Author's Note:  Kevin Wilkins is currently a member of the Society of the Sacred Heart (the lay society of the Institute of Christ the King Sovereign Priest) and a Meteorology student at Northern Illinois University.

Saturday, May 14, 2011

Truth and Charity

"Charity in truth, to which Jesus Christ bore witness by his earthly life and especially by his death and resurrection, is the principal driving force behind the authentic development of every person and of all humanity."-Pope Benedict XVI, Caritas in Veritate, 1.

One of the distinguishing characteristics of Catholic theology is the "both...and" as opposed to the "either...or". Faith AND works. Scripture AND Tradition. Revelation AND reason. To divide these into "either...or" propositions is to miss out on the fullness of truth. One area in which I see this today is in the attempt to divorce truth and charity.

There are many in the Church today who are uncomfortable with proclaiming anything controversial for fear of offending others. They will either downplay what the Church teaches or actually seek to distance themselves from it. I'm sure from their perspective, this seems like a form of charity- to not ruffle any feathers, to avoid causing unpleasant feelings. But is this charity? "Charity" devoid of truth is little more than sentimentality. Our modern society tends to define love as being a pleasant feeling for another. But love is not a feeling, it is an action. Love is desiring the good of the other. Love is the willingness to suffer for that good.

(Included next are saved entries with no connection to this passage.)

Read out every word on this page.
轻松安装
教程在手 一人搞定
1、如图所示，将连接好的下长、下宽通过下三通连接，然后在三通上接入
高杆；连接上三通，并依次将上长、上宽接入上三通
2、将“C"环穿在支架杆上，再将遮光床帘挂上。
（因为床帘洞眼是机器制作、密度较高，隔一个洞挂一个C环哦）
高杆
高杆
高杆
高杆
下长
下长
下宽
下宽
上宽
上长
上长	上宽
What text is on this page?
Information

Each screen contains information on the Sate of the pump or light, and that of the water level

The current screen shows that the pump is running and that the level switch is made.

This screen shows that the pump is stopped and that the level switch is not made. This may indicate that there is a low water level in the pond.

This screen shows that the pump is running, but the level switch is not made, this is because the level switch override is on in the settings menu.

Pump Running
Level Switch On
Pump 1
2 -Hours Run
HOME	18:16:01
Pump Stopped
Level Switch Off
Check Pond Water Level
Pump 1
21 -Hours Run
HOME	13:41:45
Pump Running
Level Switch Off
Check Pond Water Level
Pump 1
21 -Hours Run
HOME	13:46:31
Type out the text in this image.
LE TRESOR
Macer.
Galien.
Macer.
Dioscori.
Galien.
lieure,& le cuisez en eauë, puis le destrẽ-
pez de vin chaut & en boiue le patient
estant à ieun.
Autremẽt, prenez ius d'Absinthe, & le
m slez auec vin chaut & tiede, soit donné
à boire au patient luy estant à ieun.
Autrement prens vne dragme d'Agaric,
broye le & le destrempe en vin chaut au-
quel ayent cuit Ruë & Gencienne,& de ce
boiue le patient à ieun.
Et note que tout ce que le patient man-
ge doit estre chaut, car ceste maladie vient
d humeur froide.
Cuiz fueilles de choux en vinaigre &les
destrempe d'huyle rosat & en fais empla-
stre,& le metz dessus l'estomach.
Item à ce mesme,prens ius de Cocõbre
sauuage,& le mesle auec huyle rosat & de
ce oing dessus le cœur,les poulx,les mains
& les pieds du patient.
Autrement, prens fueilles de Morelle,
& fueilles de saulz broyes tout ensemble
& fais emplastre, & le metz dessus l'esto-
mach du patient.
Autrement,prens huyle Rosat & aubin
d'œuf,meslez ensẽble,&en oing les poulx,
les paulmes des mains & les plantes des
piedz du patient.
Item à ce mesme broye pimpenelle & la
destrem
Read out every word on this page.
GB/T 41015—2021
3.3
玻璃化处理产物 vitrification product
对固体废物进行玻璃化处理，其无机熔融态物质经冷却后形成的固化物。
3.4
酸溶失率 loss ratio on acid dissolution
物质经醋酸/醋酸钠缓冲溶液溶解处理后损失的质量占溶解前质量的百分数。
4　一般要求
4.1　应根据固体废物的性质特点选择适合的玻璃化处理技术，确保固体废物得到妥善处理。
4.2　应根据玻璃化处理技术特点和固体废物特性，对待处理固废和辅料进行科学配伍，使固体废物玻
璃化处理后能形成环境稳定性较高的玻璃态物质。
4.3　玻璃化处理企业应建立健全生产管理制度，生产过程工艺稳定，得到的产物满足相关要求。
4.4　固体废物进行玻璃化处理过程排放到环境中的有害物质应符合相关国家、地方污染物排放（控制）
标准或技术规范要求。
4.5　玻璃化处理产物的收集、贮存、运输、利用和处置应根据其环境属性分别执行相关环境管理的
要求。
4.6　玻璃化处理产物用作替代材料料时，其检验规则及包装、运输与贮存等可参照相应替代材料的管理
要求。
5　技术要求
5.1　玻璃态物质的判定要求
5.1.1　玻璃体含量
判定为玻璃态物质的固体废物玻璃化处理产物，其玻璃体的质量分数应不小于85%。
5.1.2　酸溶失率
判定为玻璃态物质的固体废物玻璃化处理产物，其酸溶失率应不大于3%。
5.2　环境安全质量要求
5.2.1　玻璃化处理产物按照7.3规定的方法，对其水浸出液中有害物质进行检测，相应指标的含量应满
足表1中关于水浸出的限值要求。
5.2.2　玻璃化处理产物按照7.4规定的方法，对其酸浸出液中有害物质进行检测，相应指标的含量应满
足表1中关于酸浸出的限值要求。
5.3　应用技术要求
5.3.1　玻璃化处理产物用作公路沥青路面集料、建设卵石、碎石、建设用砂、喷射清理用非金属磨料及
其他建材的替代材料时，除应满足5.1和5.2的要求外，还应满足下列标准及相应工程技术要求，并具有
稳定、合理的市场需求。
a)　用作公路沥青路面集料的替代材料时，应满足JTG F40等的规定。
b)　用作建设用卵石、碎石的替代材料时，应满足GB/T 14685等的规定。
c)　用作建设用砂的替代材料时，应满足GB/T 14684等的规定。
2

Our ultimate example of love is found in the Crucifixion- Christ laid down His life out of love for us. What He did not do was to run from the Cross, to say to the scribes and Pharisees "you're entitled to your opinion". He spoke the truth, would not deny who He was or what it meant to live in charity, and He died for it. He spoke the truth, even when it was unpleasant. The Pharisees did not want to hear what He had to say. But who loved the Pharisees more than Jesus? He spoke the truth to them, knowing it would be difficult for them to hear and that He would be rejected for it.

The Pharisees show the other side of the coin- truth without charity. In belief, Jesus was close to the Pharisees, but not in practice. The Pharisees knew they had the truth from God and sought to justify themselves because of it. But simply believing correctly is not enough. "Truth" without charity is oppressive; we see how in fundamentalist cultures, the "truth" is used as a whip. When the love of Christ is proclaimed but not lived, it does great damage to the Body- people are driven away, are turned off, and leave believing that all Christians are just hypocrites. And is this really truth? When we present a Christ without mercy, without forgiveness, a judgmental rather than a loving Christ, we are presenting a false image of Him.

Ultimately, all truth leads to the one who is truth: the Divine Logos, the author of truth. Truth leads us to a Person, and that Person is Love. Truth and charity meet in the Person of Jesus Christ; to divide one from the other is to separate oneself from Him.